The floating mats of seaweed in the Atlantic are not new; Christopher Columbus reported seeing Sargassum as early as the 15th century, say the researchers in their article. And in the open sea, entanglements of algae are a comfortable home for sea turtles, crabs, fish and other marine creatures.

But a carpet of this size – the total mass estimated in 2018 to more than 20 million tonnes – can pose very big problems. Its thick mass stifles the corals and seagrasses, traps the turtles and turns the beaches into a foul mess. And as they decompose, algae attract insects and produce hydrogen sulphide, a gas that gives rotten eggs a sulphurous odor and can cause breathing problems for beach lovers and boaters with asthma. .
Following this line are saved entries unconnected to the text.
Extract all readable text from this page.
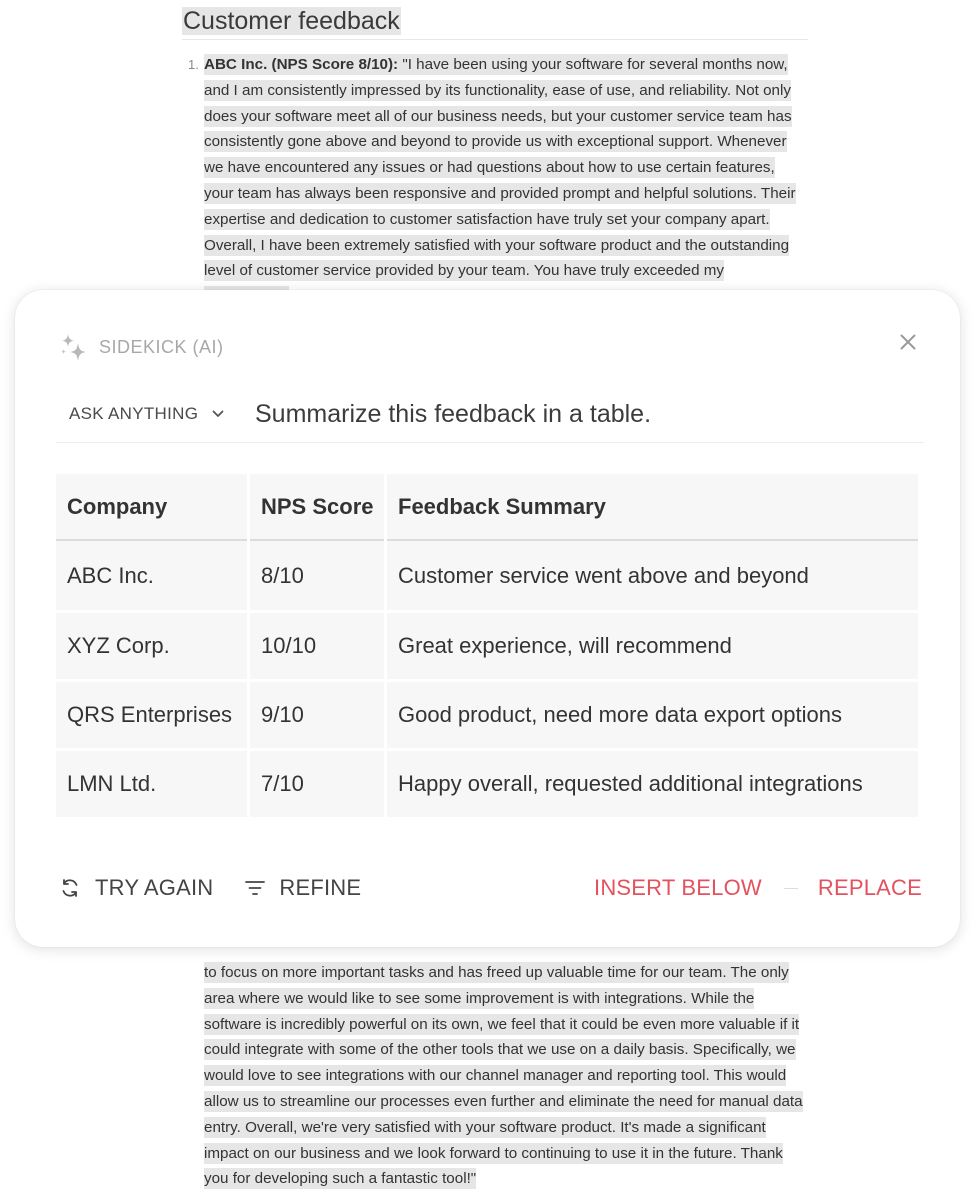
Customer feedback
1. ABC Inc. (NPS Score 8/10): "I have been using your software for several months now, and I am consistently impressed by its functionality, ease of use, and reliability. Not only does your software meet all of our business needs, but your customer service team has consistently gone above and beyond to provide us with exceptional support. Whenever we have encountered any issues or had questions about how to use certain features, your team has always been responsive and provided prompt and helpful solutions. Their expertise and dedication to customer satisfaction have truly set your company apart. Overall, I have been extremely satisfied with your software product and the outstanding level of customer service provided by your team. You have truly exceeded my
to focus on more important tasks and has freed up valuable time for our team. The only area where we would like to see some improvement is with integrations. While the software is incredibly powerful on its own, we feel that it could be even more valuable if it could integrate with some of the other tools that we use on a daily basis. Specifically, we would love to see integrations with our channel manager and reporting tool. This would allow us to streamline our processes even further and eliminate the need for manual data entry. Overall, we're very satisfied with your software product. It's made a significant impact on our business and we look forward to continuing to use it in the future. Thank you for developing such a fantastic tool!"
SIDEKICK (AI)
ASK ANYTHING
Summarize this feedback in a table.
Company	NPS Score	Feedback Summary
ABC Inc.	8/10	Customer service went above and beyond
XYZ Corp.	10/10	Great experience, will recommend
QRS Enterprises	9/10	Good product, need more data export options
LMN Ltd.	7/10	Happy overall, requested additional integrations
TRY AGAIN	REFINE	INSERT BELOW	REPLACE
Huge masses of Sargassum seaweed can stifle corals and seagrass beds, trap turtles, and turn beaches into a foul mess.Mengqiu Wang / USF

This summer, large tufts of sargasso have accumulated on the beaches of Florida and Mexico. Last year, they submerged Caribbean beaches, prompting the Barbados government to declare a national emergency. "It's a good thing in open water, but a bad thing for the coast," Wang said about the algae.

Wang and colleagues at the University of South Florida, Florida Atlantic University, and the Georgia Institute of Technology identified the carpet using 19 years of data from Terra and Aqua satellites orbiting the Earth. Prior to 2011, marine algae were mainly restricted to the Gulf of Mexico and the Sargasso Sea, a well-known Atlantic section separated by ocean currents. But in 2011, blooming spread to the central Atlantic. In 2015, it was spreading across the Atlantic.